В августе 1935 года у них родился сын Александр – любимец и баловень всего барака, первый младенец, не умерший, а рождённый для жизни в этом кромешном аду.

Иван очень сильно любил первенца, столь же сильно, как и его мать. Однажды, когда Анна собирала на стол, он усадил малыша голой попой в поставленную на стол чашку и прикрыл руками. Не обнаружив на столе чашки, Анна растерялась:

– Ваня, а где чашка? Ведь только что, кажется, поставила…

– А вот она! – рассмеялся Иван, раскрыв руки. – Это мы с Санком спрятали от мамы чашку!

Анна хотела заменить чашку, но Иван не позволил:

– Наливай! – хохотал он, подбрасывая малыша и целуя его в животик и попку. – Наливай, мама, у нас всё чистое, правда, Санко!

Через два года в холодном декабре, на Николу зимнего, на свет появилась дочь. Имя девочке дал Иван:

– Надо тебя Верой назвать! Вережкой! – ласково говорил он, держа в руках малюсенький свёрток.

– Да, Санко, назовём твою сестру Верой? Посмотри, какая она хорошенькая! – обратился он к сыну.

Саша подбежал и погладил одеяльце:

– Вева… моя Вева!

– Хорошее имя, сынок! Наша Вера! – улыбнулась Анна. Постепенно жизнь начинала приобретать смысл.

Через две недели, как и после первых родов, Анна уже вышла на работу, на укладку кирпича – жернова крутились, не сбавляя оборотов. Дети оставались в бараке, под присмотром хворых женщин и немощных старух.

Варвара Фёдоровна тоже работала на комбинате, а дочь её Раиску, якобы, отправили в детский дом. У девочки начались сильные головные боли и её отправили в больницу в Свердловск, в посёлок она больше не вернулась.

Вечерами, уложив детей, при свете лучины Анна учила мужа читать и писать. Грамота давалась ему с трудом:

– Ух! – говорил он, написав несколько предложений. – Будто зарод сена сметал!

Однако Анна была непреклонна, заставляя его писать и писать. Наблюдая, как он старательно выводит буквы, она размышляла. Люблю ли я Ивана? Может это только чувство благодарности? С одной стороны, невозможно было не ответить на его пылкие чувства, ласку и внимание, которыми он меня окружил, но с другой – это совсем не похоже на любовь к Петру. – Наверное, она разная бывает…

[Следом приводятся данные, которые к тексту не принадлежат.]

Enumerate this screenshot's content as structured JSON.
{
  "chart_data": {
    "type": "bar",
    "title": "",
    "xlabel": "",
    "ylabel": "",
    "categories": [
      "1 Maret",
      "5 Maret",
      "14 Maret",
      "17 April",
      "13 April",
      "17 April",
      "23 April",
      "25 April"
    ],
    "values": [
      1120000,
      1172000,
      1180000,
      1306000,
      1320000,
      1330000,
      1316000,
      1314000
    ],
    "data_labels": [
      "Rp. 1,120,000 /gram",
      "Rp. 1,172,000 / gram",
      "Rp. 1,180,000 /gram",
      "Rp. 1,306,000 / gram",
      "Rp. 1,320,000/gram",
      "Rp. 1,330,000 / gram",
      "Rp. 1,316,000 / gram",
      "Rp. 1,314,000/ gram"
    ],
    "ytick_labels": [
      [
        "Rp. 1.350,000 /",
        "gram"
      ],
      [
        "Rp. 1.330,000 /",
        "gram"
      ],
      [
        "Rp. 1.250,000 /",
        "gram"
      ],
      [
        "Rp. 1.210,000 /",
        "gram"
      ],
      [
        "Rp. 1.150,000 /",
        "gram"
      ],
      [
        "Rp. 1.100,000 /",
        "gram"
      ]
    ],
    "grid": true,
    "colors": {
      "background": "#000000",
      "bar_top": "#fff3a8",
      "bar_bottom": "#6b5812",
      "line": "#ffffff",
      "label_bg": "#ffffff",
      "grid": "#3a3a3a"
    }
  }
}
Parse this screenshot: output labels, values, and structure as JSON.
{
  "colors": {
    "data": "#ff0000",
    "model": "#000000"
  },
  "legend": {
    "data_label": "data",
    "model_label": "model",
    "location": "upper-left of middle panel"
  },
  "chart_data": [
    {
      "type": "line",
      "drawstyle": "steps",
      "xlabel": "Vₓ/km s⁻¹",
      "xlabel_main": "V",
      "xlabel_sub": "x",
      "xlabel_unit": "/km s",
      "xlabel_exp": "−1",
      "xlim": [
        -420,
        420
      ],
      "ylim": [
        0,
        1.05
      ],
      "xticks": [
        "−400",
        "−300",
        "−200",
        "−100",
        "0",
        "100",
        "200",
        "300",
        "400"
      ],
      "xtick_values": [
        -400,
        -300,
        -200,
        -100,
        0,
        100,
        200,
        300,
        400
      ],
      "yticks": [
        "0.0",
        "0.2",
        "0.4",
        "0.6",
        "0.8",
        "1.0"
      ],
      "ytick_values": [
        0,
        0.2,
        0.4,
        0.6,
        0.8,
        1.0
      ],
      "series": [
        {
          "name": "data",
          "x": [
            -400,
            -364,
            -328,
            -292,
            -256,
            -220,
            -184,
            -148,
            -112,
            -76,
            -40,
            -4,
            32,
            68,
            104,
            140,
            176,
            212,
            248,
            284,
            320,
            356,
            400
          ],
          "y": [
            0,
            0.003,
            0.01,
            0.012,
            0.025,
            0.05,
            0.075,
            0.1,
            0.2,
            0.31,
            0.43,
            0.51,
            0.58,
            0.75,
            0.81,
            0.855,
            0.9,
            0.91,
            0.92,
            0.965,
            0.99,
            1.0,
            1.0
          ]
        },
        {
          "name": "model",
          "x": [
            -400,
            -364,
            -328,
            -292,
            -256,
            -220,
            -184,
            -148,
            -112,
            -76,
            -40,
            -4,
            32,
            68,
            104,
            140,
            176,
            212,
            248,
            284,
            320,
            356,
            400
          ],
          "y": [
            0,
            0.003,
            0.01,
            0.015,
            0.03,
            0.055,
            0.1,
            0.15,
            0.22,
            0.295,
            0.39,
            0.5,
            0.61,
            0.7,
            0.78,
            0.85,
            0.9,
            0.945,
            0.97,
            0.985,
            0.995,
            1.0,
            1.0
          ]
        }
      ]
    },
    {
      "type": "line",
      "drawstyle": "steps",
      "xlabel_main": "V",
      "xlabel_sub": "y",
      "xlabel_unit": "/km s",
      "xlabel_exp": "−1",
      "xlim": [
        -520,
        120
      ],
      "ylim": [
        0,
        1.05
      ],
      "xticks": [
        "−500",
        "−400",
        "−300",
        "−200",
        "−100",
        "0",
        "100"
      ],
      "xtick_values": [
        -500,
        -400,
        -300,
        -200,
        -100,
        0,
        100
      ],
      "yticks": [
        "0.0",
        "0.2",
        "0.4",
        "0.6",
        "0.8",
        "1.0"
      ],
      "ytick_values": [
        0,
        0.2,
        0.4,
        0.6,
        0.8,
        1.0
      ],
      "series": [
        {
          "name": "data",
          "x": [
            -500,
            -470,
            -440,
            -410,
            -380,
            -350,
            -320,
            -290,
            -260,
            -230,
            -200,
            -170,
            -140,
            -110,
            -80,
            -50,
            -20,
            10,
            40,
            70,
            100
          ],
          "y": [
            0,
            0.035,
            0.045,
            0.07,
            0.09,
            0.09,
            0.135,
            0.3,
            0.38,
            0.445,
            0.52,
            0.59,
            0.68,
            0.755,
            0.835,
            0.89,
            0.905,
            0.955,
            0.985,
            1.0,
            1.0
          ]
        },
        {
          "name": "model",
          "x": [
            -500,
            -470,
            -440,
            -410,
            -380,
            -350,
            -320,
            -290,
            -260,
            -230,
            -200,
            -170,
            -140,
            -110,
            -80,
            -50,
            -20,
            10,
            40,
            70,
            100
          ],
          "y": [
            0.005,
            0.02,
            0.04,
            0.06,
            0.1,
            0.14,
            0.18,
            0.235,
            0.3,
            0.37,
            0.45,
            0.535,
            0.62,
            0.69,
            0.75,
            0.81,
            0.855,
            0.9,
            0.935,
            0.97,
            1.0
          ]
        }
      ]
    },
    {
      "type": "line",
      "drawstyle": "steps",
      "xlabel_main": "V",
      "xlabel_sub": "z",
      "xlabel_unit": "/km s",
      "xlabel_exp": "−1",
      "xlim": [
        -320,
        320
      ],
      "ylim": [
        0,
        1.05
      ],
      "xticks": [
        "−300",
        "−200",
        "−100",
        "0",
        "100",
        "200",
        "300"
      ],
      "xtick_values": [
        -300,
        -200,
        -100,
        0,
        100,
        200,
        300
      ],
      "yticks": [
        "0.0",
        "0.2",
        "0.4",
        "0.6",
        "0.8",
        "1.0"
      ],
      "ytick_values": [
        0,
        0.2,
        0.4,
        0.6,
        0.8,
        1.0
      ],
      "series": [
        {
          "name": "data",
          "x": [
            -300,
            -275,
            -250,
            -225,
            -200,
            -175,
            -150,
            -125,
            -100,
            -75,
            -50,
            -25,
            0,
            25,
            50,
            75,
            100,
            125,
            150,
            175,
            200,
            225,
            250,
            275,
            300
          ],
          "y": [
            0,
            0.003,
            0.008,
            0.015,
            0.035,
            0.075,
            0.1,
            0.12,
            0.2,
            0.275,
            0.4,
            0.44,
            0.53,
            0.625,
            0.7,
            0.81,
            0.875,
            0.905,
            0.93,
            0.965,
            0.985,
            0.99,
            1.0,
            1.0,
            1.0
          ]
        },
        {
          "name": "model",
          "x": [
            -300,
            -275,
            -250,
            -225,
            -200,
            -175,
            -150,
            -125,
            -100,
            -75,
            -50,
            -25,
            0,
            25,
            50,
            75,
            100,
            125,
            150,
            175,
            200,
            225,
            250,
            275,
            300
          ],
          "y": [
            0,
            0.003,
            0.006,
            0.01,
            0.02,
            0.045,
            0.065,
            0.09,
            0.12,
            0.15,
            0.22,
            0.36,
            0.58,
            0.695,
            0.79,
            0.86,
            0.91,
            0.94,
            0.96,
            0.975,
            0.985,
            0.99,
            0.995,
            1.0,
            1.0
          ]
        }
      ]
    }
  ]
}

– Хватит на сегодня, Ваня, – обняла она его за плечи.

Иван тут же, на полуслове бросил карандаш, захлопнул тетрадь и резко развернулся:

– Неужто, смилостивилась! – и подхватил её на руки. Мужчина светился радостью и любовью, а она лишь только улыбалась, разучившись однажды и навсегда быть весёлой и счастливой.

– Тише, – приложила Анна палец к его губам, – ребяток не разбуди…

Возможно, при других жизненных обстоятельствах и оттаяла, расцвела бы вешним цветом заледеневшая душа, согреваясь в лучах ясной и чистой любви, но коварная судьба начертала для Анны иной путь.